Turning informed readers into committed patients

An informed reader is not automatically a committed patient, but the gap between the two is smaller than it is for an uninformed one. The practices that convert AI-driven traffic most effectively are the ones that give informed readers a clear, low-friction next step, whether that's a candidacy self-check, a direct scheduling link, or a straightforward call to action tied to the specific question the patient just had answered.

The mistake to avoid is treating every AI-sourced inquiry the same way a cold, uninformed lead was treated in the past, with a long educational phone script designed to build interest from zero. A patient who found a practice through an AI-generated answer to "how much does LASIK typically cost" or "what disqualifies you from LASIK" has already built some interest and needs a next step, not a repeat of the education they already received. Practices that adjust their intake process to recognize this, by asking what the patient already knows and skipping straight to scheduling specifics, tend to see fewer wasted consults and more patients who move forward.

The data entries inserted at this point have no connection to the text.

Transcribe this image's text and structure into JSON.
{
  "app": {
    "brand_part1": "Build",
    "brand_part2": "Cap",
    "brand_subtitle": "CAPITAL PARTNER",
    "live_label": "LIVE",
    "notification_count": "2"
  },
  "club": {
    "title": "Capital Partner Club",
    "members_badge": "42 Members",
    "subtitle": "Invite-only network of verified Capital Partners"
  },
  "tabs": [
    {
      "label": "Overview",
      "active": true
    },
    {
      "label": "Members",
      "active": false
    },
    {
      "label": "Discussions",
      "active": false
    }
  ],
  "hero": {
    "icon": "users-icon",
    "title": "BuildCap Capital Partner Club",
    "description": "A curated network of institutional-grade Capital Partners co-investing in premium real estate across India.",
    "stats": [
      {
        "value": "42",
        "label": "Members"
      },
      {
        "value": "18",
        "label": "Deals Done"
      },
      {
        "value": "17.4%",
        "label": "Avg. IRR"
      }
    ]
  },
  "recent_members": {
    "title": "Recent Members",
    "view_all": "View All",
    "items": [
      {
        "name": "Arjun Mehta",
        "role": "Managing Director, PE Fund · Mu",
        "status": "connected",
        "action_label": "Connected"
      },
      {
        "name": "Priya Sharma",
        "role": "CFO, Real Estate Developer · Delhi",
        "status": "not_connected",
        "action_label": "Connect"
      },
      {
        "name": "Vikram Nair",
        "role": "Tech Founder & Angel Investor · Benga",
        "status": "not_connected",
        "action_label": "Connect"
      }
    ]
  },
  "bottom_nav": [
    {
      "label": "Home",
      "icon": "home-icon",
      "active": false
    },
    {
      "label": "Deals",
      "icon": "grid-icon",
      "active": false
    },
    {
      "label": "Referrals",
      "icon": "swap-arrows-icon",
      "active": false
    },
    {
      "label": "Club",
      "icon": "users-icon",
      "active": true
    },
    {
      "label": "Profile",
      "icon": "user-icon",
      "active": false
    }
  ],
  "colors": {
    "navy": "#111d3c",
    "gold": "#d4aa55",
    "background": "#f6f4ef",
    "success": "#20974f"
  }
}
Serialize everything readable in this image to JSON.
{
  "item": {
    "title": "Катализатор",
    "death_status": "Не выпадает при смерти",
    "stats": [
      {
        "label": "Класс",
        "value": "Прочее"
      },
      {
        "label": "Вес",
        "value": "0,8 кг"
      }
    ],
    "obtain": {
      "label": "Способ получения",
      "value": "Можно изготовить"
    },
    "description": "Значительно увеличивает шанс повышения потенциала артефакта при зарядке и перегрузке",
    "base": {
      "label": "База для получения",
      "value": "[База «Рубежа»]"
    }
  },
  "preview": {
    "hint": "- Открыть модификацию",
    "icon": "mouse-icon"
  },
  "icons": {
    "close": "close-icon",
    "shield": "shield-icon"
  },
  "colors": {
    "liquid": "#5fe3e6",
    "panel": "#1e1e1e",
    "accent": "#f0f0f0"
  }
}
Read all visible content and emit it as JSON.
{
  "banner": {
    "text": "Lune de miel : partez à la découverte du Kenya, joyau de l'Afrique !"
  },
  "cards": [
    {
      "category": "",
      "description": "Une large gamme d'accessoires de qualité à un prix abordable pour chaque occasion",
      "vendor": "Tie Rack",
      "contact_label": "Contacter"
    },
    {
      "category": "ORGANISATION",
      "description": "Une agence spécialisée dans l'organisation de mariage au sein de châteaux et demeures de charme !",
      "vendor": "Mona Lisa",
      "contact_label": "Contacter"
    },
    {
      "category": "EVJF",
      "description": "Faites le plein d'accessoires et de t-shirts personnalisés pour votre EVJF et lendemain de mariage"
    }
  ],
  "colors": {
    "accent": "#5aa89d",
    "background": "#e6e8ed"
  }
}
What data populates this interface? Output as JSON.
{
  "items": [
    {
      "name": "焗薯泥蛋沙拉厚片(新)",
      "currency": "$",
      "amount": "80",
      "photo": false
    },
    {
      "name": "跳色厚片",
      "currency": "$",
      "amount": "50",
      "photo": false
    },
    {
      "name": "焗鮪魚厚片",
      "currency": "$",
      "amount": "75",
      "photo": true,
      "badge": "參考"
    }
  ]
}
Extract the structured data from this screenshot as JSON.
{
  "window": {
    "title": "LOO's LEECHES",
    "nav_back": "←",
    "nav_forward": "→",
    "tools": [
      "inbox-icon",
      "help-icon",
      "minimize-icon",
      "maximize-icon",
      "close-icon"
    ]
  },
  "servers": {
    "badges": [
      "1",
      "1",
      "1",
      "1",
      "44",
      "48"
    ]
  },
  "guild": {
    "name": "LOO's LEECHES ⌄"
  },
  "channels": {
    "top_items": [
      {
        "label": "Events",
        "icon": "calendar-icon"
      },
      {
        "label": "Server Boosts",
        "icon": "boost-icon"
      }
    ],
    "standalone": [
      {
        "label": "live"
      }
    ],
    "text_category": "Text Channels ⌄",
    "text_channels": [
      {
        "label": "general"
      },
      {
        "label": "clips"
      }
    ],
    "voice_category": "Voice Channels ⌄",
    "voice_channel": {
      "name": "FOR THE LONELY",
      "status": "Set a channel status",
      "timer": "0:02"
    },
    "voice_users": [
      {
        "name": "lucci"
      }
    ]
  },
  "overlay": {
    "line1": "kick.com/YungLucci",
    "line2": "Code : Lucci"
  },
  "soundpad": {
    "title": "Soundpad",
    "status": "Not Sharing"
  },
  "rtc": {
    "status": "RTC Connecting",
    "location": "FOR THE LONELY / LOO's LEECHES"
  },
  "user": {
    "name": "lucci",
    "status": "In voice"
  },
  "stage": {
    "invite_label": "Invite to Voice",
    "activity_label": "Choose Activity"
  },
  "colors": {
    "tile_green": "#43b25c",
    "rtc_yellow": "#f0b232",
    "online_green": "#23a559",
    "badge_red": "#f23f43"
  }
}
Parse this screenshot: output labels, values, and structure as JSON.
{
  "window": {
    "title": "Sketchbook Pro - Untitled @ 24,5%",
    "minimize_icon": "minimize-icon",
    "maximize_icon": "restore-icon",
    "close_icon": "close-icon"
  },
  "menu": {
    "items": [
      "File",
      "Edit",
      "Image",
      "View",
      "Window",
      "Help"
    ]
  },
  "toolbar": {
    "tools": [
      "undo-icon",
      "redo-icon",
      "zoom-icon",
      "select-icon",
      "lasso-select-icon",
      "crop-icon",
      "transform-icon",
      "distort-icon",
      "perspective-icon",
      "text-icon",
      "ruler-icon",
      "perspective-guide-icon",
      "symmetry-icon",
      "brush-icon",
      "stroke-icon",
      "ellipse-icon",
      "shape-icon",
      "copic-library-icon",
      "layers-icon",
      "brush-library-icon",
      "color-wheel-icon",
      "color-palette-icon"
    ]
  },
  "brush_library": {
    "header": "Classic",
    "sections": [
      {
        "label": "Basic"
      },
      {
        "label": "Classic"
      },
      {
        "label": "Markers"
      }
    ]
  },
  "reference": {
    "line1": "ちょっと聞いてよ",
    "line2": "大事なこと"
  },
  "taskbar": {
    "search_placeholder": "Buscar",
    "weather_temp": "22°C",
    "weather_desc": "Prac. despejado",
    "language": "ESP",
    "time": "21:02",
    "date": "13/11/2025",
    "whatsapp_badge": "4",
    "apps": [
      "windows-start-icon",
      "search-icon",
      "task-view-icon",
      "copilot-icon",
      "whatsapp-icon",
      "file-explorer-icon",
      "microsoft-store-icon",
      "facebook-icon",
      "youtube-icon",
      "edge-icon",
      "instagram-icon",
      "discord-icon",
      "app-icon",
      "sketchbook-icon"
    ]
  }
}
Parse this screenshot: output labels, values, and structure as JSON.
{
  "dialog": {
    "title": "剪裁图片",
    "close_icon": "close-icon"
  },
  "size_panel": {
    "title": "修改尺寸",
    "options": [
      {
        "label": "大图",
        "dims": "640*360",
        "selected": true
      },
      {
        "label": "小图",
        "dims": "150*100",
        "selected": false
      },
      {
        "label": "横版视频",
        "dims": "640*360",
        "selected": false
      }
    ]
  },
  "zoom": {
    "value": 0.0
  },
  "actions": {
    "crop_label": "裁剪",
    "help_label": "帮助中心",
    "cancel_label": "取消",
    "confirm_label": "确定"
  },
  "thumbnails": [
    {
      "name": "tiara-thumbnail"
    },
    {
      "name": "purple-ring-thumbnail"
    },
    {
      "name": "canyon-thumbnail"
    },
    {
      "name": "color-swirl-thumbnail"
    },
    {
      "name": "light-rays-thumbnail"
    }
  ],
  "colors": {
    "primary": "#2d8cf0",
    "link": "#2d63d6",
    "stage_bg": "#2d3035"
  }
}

It also helps to track where a patient's questions started. A front desk or intake coordinator who asks "what made you look into LASIK?" or "did you have any specific questions before calling?" often finds that patients who came through AI search have unusually specific answers. That specificity is a signal, not noise. It means the patient has been thinking about this decision for a while, has done some independent research, and is closer to a decision than a patient with no particular question at all.

Checking this yourself, without waiting on anyone's report

An owner or administrator does not need to depend on a marketing vendor's summary to know whether this is working. The most direct check is to periodically open ChatGPT, Gemini, or Perplexity and ask the same questions a prospective patient would ask, such as candidacy requirements or how LASIK compares to other procedures, and see whether the practice's own information shows up in the answer or whether a competitor's does. This takes a few minutes and can be repeated monthly.

A second check is internal: ask front-desk staff or intake coordinators to note, for a few weeks, how many new callers mention they already read about candidacy, recovery, or cost before calling. A rising share of informed callers is a direct sign that pre-consult education is doing its job. Comparing consult-to-surgery conversion rates over time, using whatever scheduling or EMR system the practice already has, is the final and most concrete check, since it reflects actual patient behavior rather than any outside claim about lead quality.